C12 est une entreprise française de calcul quantique qui développe une architecture de processeur fondée sur les nanotubes de carbone. Ces structures minuscules, constituées d’atomes de carbone, servent de support à des qubits, les unités d’information des ordinateurs quantiques. Son pari consiste à améliorer la qualité de ces qubits en réduisant leur exposition aux sources de bruit. Installée à Paris, la société se positionne sur la conception du matériel, une brique déterminante dans une industrie encore largement expérimentale.
Une technologie issue de la recherche française
Créée en 2020 par les frères Pierre et Matthieu Desjardins, C12 trouve son origine dans des travaux menés au Laboratoire de physique de l’École normale supérieure à Paris. Pierre Desjardins porte la direction de l’entreprise, tandis que Matthieu Desjardins, physicien, en pilote la dimension scientifique et technologique. Le projet transpose des recherches sur les systèmes quantiques à base de nanotubes vers le développement de processeurs.

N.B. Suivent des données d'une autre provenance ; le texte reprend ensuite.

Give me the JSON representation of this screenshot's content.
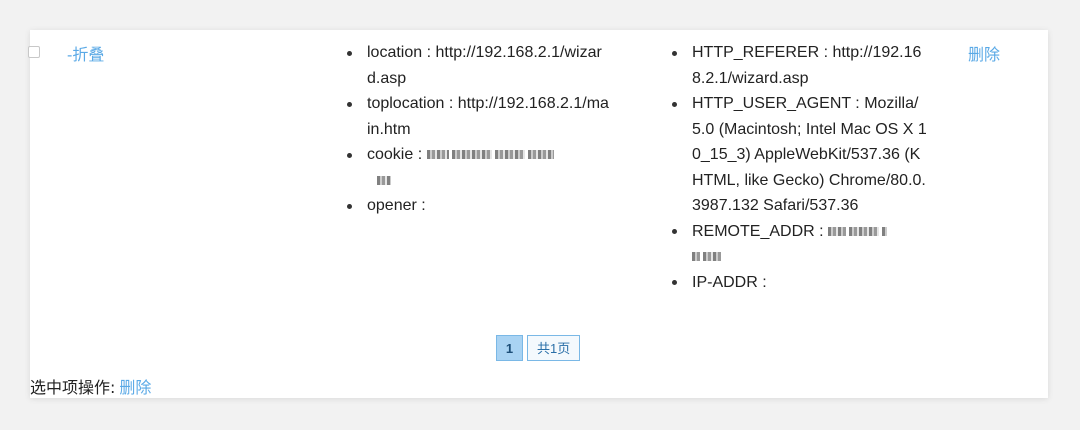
{
  "row": {
    "collapse_label": "-折叠",
    "delete_label": "删除",
    "col1_items": [
      {
        "text": "location : http://192.168.2.1/wizard.asp"
      },
      {
        "text": "toplocation : http://192.168.2.1/main.htm"
      },
      {
        "text": "cookie :"
      },
      {
        "text": "opener :"
      }
    ],
    "col2_items": [
      {
        "text": "HTTP_REFERER : http://192.168.2.1/wizard.asp"
      },
      {
        "text": "HTTP_USER_AGENT : Mozilla/5.0 (Macintosh; Intel Mac OS X 10_15_3) AppleWebKit/537.36 (KHTML, like Gecko) Chrome/80.0.3987.132 Safari/537.36"
      },
      {
        "text": "REMOTE_ADDR :"
      },
      {
        "text": "IP-ADDR :"
      }
    ]
  },
  "pagination": {
    "current_page": "1",
    "total_label": "共1页"
  },
  "bulk_actions": {
    "label": "选中项操作:",
    "delete_label": "删除"
  },
  "colors": {
    "link": "#5aa9e6",
    "page_active_bg": "#a9d3f3",
    "page_border": "#7ab8e6"
  }
}
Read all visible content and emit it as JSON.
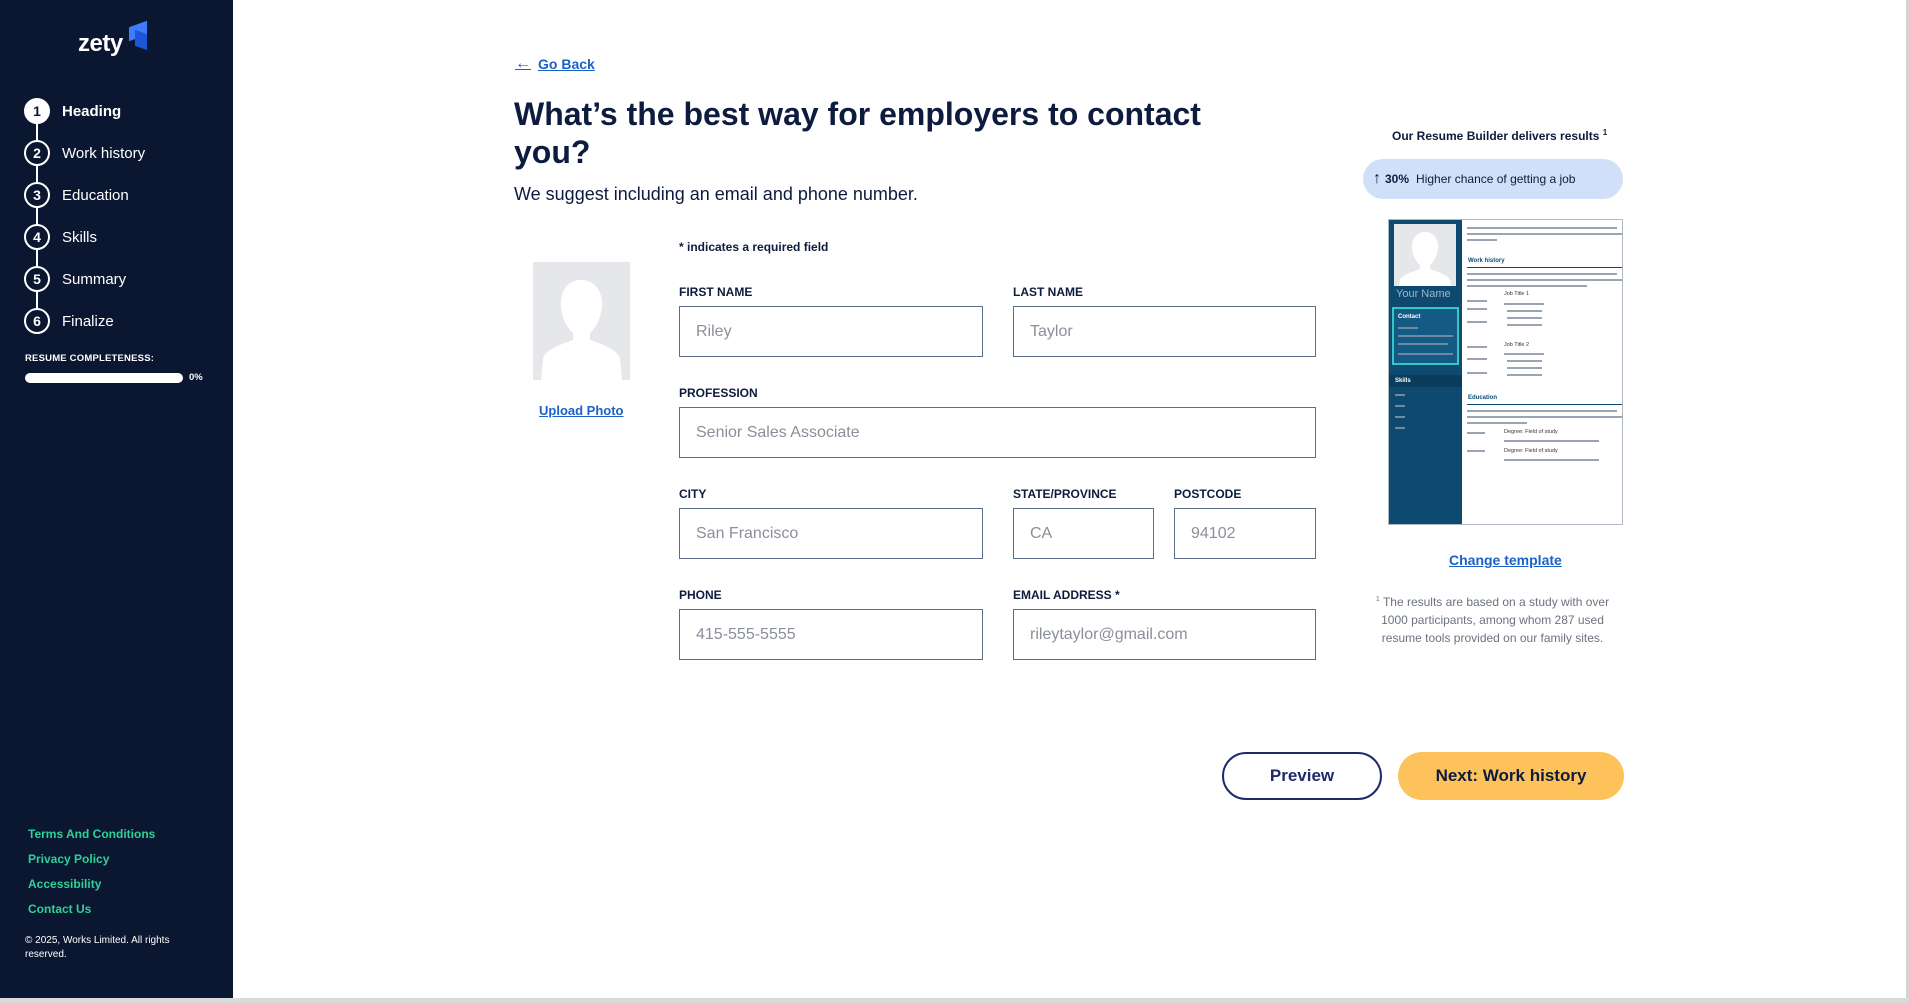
{
  "brand": {
    "logo_text": "zety"
  },
  "sidebar": {
    "steps": [
      {
        "number": "1",
        "label": "Heading",
        "active": true
      },
      {
        "number": "2",
        "label": "Work history",
        "active": false
      },
      {
        "number": "3",
        "label": "Education",
        "active": false
      },
      {
        "number": "4",
        "label": "Skills",
        "active": false
      },
      {
        "number": "5",
        "label": "Summary",
        "active": false
      },
      {
        "number": "6",
        "label": "Finalize",
        "active": false
      }
    ],
    "completeness_label": "RESUME COMPLETENESS:",
    "completeness_percent_text": "0%",
    "completeness_value": 0,
    "footer_links": [
      "Terms And Conditions",
      "Privacy Policy",
      "Accessibility",
      "Contact Us"
    ],
    "copyright": "© 2025, Works Limited. All rights reserved."
  },
  "main": {
    "go_back": "Go Back",
    "title": "What’s the best way for employers to contact you?",
    "subtitle": "We suggest including an email and phone number.",
    "required_note": "* indicates a required field",
    "upload_photo": "Upload Photo",
    "fields": {
      "first_name": {
        "label": "FIRST NAME",
        "placeholder": "Riley"
      },
      "last_name": {
        "label": "LAST NAME",
        "placeholder": "Taylor"
      },
      "profession": {
        "label": "PROFESSION",
        "placeholder": "Senior Sales Associate"
      },
      "city": {
        "label": "CITY",
        "placeholder": "San Francisco"
      },
      "state": {
        "label": "STATE/PROVINCE",
        "placeholder": "CA"
      },
      "postcode": {
        "label": "POSTCODE",
        "placeholder": "94102"
      },
      "phone": {
        "label": "PHONE",
        "placeholder": "415-555-5555"
      },
      "email": {
        "label": "EMAIL ADDRESS *",
        "placeholder": "rileytaylor@gmail.com"
      }
    }
  },
  "right_panel": {
    "results_title": "Our Resume Builder delivers results",
    "results_sup": "1",
    "stat_value": "30%",
    "stat_text": "Higher chance of getting a job",
    "template_preview": {
      "name": "Your Name",
      "contact_heading": "Contact",
      "skills_heading": "Skills",
      "work_history_heading": "Work history",
      "education_heading": "Education",
      "job_title_1": "Job Title 1",
      "job_title_2": "Job Title 2",
      "degree": "Degree: Field of study"
    },
    "change_template": "Change template",
    "study_sup": "1",
    "study_note": "The results are based on a study with over 1000 participants, among whom 287 used resume tools provided on our family sites."
  },
  "actions": {
    "preview": "Preview",
    "next": "Next: Work history"
  },
  "colors": {
    "sidebar_bg": "#0b1630",
    "link_blue": "#1b62c8",
    "footer_green": "#2ed197",
    "next_button": "#fdc35a",
    "pill_bg": "#cfe0f8",
    "template_sidebar": "#0e4a6f"
  }
}
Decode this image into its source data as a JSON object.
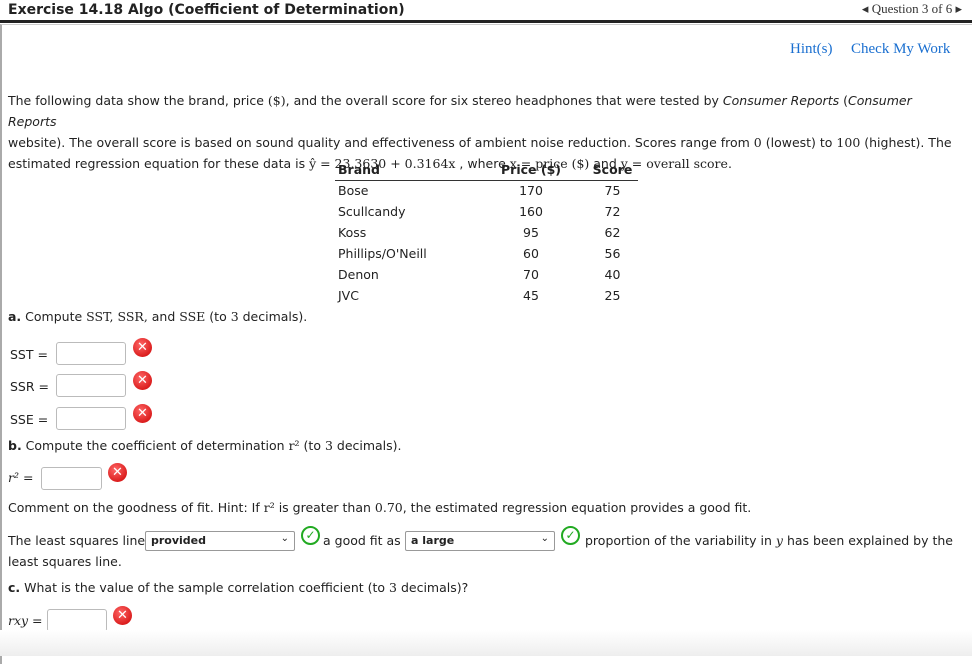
{
  "header": {
    "title": "Exercise 14.18 Algo (Coefficient of Determination)",
    "question_nav": "Question 3 of 6"
  },
  "links": {
    "hint": "Hint(s)",
    "check": "Check My Work"
  },
  "intro": {
    "l1a": "The following data show the brand, price ",
    "l1m": "($)",
    "l1b": ", and the overall score for six stereo headphones that were tested by ",
    "l1i": "Consumer Reports",
    "l1c": " (",
    "l1i2": "Consumer Reports",
    "l2a": "website). The overall score is based on sound quality and effectiveness of ambient noise reduction. Scores range from ",
    "l2m1": "0",
    "l2b": " (lowest) to ",
    "l2m2": "100",
    "l2c": " (highest). The",
    "l3a": "estimated regression equation for these data is ",
    "l3m": "ŷ = 23.3630 + 0.3164x",
    "l3b": " , where ",
    "l3m2": "x = price ($)",
    "l3c": " and ",
    "l3m3": "y = overall score",
    "l3d": "."
  },
  "table": {
    "headers": [
      "Brand",
      "Price ($)",
      "Score"
    ],
    "rows": [
      [
        "Bose",
        "170",
        "75"
      ],
      [
        "Scullcandy",
        "160",
        "72"
      ],
      [
        "Koss",
        "95",
        "62"
      ],
      [
        "Phillips/O'Neill",
        "60",
        "56"
      ],
      [
        "Denon",
        "70",
        "40"
      ],
      [
        "JVC",
        "45",
        "25"
      ]
    ]
  },
  "part_a": {
    "prefix": "a.",
    "text1": " Compute ",
    "m": "SST, SSR,",
    "text2": " and ",
    "m2": "SSE",
    "text3": " (to ",
    "m3": "3",
    "text4": " decimals).",
    "labels": [
      "SST =",
      "SSR =",
      "SSE ="
    ],
    "values": [
      "",
      "",
      ""
    ]
  },
  "part_b": {
    "prefix": "b.",
    "text1": " Compute the coefficient of determination ",
    "m": "r²",
    "text2": " (to ",
    "m2": "3",
    "text3": " decimals).",
    "label": "r² =",
    "value": "",
    "comment1": "Comment on the goodness of fit. Hint: If ",
    "comment_m": "r²",
    "comment2": " is greater than ",
    "comment_m2": "0.70",
    "comment3": ", the estimated regression equation provides a good fit.",
    "s1": "The least squares line",
    "dd1": "provided",
    "s2": "a good fit as",
    "dd2": "a large",
    "s3": "proportion of the variability in ",
    "s3m": "y",
    "s3b": " has been explained by the",
    "s4": "least squares line."
  },
  "part_c": {
    "prefix": "c.",
    "text": " What is the value of the sample correlation coefficient (to ",
    "m": "3",
    "text2": " decimals)?",
    "label": "rxy =",
    "value": ""
  },
  "icons": {
    "incorrect": "x-circle-icon",
    "correct": "check-circle-icon"
  }
}
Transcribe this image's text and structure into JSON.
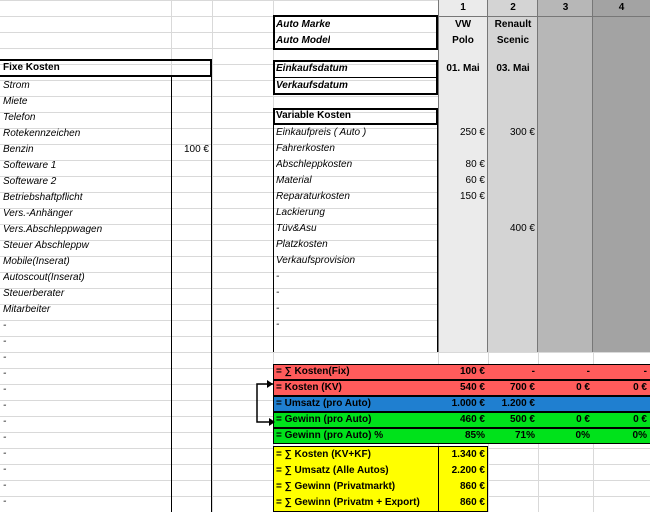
{
  "colors": {
    "fix_row": "#ff5b5b",
    "kv_row": "#ff5b5b",
    "umsatz_row": "#1f7fd0",
    "gewinn_row": "#00e21b",
    "totals_block": "#ffff00",
    "col1_fill": "#ebebeb",
    "col2_fill": "#d4d4d4",
    "col3_fill": "#b7b7b7",
    "col4_fill": "#a3a3a3"
  },
  "fixed_costs": {
    "header": "Fixe Kosten",
    "items": [
      {
        "label": "Strom",
        "value": ""
      },
      {
        "label": "Miete",
        "value": ""
      },
      {
        "label": "Telefon",
        "value": ""
      },
      {
        "label": "Rotekennzeichen",
        "value": ""
      },
      {
        "label": "Benzin",
        "value": "100 €"
      },
      {
        "label": "Softeware 1",
        "value": ""
      },
      {
        "label": "Softeware 2",
        "value": ""
      },
      {
        "label": "Betriebshaftpflicht",
        "value": ""
      },
      {
        "label": "Vers.-Anhänger",
        "value": ""
      },
      {
        "label": "Vers.Abschleppwagen",
        "value": ""
      },
      {
        "label": "Steuer Abschleppw",
        "value": ""
      },
      {
        "label": "Mobile(Inserat)",
        "value": ""
      },
      {
        "label": "Autoscout(Inserat)",
        "value": ""
      },
      {
        "label": "Steuerberater",
        "value": ""
      },
      {
        "label": "Mitarbeiter",
        "value": ""
      },
      {
        "label": "-",
        "value": ""
      },
      {
        "label": "-",
        "value": ""
      },
      {
        "label": "-",
        "value": ""
      },
      {
        "label": "-",
        "value": ""
      },
      {
        "label": "-",
        "value": ""
      },
      {
        "label": "-",
        "value": ""
      },
      {
        "label": "-",
        "value": ""
      },
      {
        "label": "-",
        "value": ""
      },
      {
        "label": "-",
        "value": ""
      },
      {
        "label": "-",
        "value": ""
      },
      {
        "label": "-",
        "value": ""
      },
      {
        "label": "-",
        "value": ""
      }
    ]
  },
  "columns": {
    "numbers": [
      "1",
      "2",
      "3",
      "4"
    ]
  },
  "car_header": {
    "marke_label": "Auto Marke",
    "model_label": "Auto Model",
    "car1_make": "VW",
    "car1_model": "Polo",
    "car2_make": "Renault",
    "car2_model": "Scenic"
  },
  "dates": {
    "einkauf_label": "Einkaufsdatum",
    "verkauf_label": "Verkaufsdatum",
    "car1_einkauf": "01. Mai",
    "car2_einkauf": "03. Mai"
  },
  "variable_costs": {
    "header": "Variable Kosten",
    "items": [
      {
        "label": "Einkaufpreis ( Auto )",
        "c1": "250 €",
        "c2": "300 €"
      },
      {
        "label": "Fahrerkosten",
        "c1": "",
        "c2": ""
      },
      {
        "label": "Abschleppkosten",
        "c1": "80 €",
        "c2": ""
      },
      {
        "label": "Material",
        "c1": "60 €",
        "c2": ""
      },
      {
        "label": "Reparaturkosten",
        "c1": "150 €",
        "c2": ""
      },
      {
        "label": "Lackierung",
        "c1": "",
        "c2": ""
      },
      {
        "label": "Tüv&Asu",
        "c1": "",
        "c2": "400 €"
      },
      {
        "label": "Platzkosten",
        "c1": "",
        "c2": ""
      },
      {
        "label": "Verkaufsprovision",
        "c1": "",
        "c2": ""
      },
      {
        "label": "-",
        "c1": "",
        "c2": ""
      },
      {
        "label": "-",
        "c1": "",
        "c2": ""
      },
      {
        "label": "-",
        "c1": "",
        "c2": ""
      },
      {
        "label": "-",
        "c1": "",
        "c2": ""
      }
    ]
  },
  "summary": {
    "kosten_fix": {
      "label": "= ∑ Kosten(Fix)",
      "values": [
        "100 €",
        "-",
        "-",
        "-"
      ]
    },
    "kosten_kv": {
      "label": "= Kosten (KV)",
      "values": [
        "540 €",
        "700 €",
        "0 €",
        "0 €"
      ]
    },
    "umsatz": {
      "label": "= Umsatz (pro Auto)",
      "values": [
        "1.000 €",
        "1.200 €",
        "",
        ""
      ]
    },
    "gewinn": {
      "label": "= Gewinn (pro Auto)",
      "values": [
        "460 €",
        "500 €",
        "0 €",
        "0 €"
      ]
    },
    "gewinn_pct": {
      "label": "= Gewinn (pro Auto) %",
      "values": [
        "85%",
        "71%",
        "0%",
        "0%"
      ]
    }
  },
  "totals": [
    {
      "label": "= ∑ Kosten (KV+KF)",
      "value": "1.340 €"
    },
    {
      "label": "= ∑ Umsatz (Alle Autos)",
      "value": "2.200 €"
    },
    {
      "label": "= ∑ Gewinn (Privatmarkt)",
      "value": "860 €"
    },
    {
      "label": "= ∑ Gewinn (Privatm + Export)",
      "value": "860 €"
    }
  ]
}
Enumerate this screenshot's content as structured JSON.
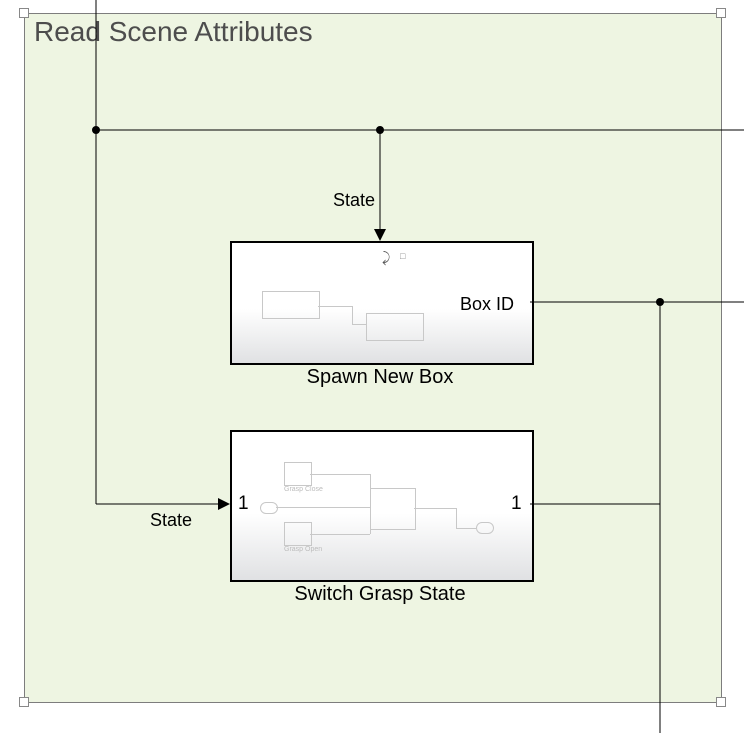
{
  "group": {
    "title": "Read Scene Attributes"
  },
  "blocks": {
    "spawn": {
      "name": "Spawn New Box",
      "output_label": "Box ID",
      "trigger_signal_label": "State"
    },
    "switch": {
      "name": "Switch Grasp State",
      "input_port_number": "1",
      "output_port_number": "1",
      "input_signal_label": "State",
      "internal_labels": {
        "top": "Grasp Close",
        "bottom": "Grasp Open"
      }
    }
  },
  "colors": {
    "group_bg": "#eef5e2"
  }
}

Cette filiation académique structure son activité : il ne s’agit pas simplement d’assembler des composants disponibles, mais de mettre au point une plateforme physique et les procédés permettant de la reproduire. L’équipe réunit ainsi des compétences en physique quantique, nanofabrication, électronique et ingénierie des systèmes. L’entreprise a également levé des capitaux pour financer ses travaux et développer ses capacités expérimentales.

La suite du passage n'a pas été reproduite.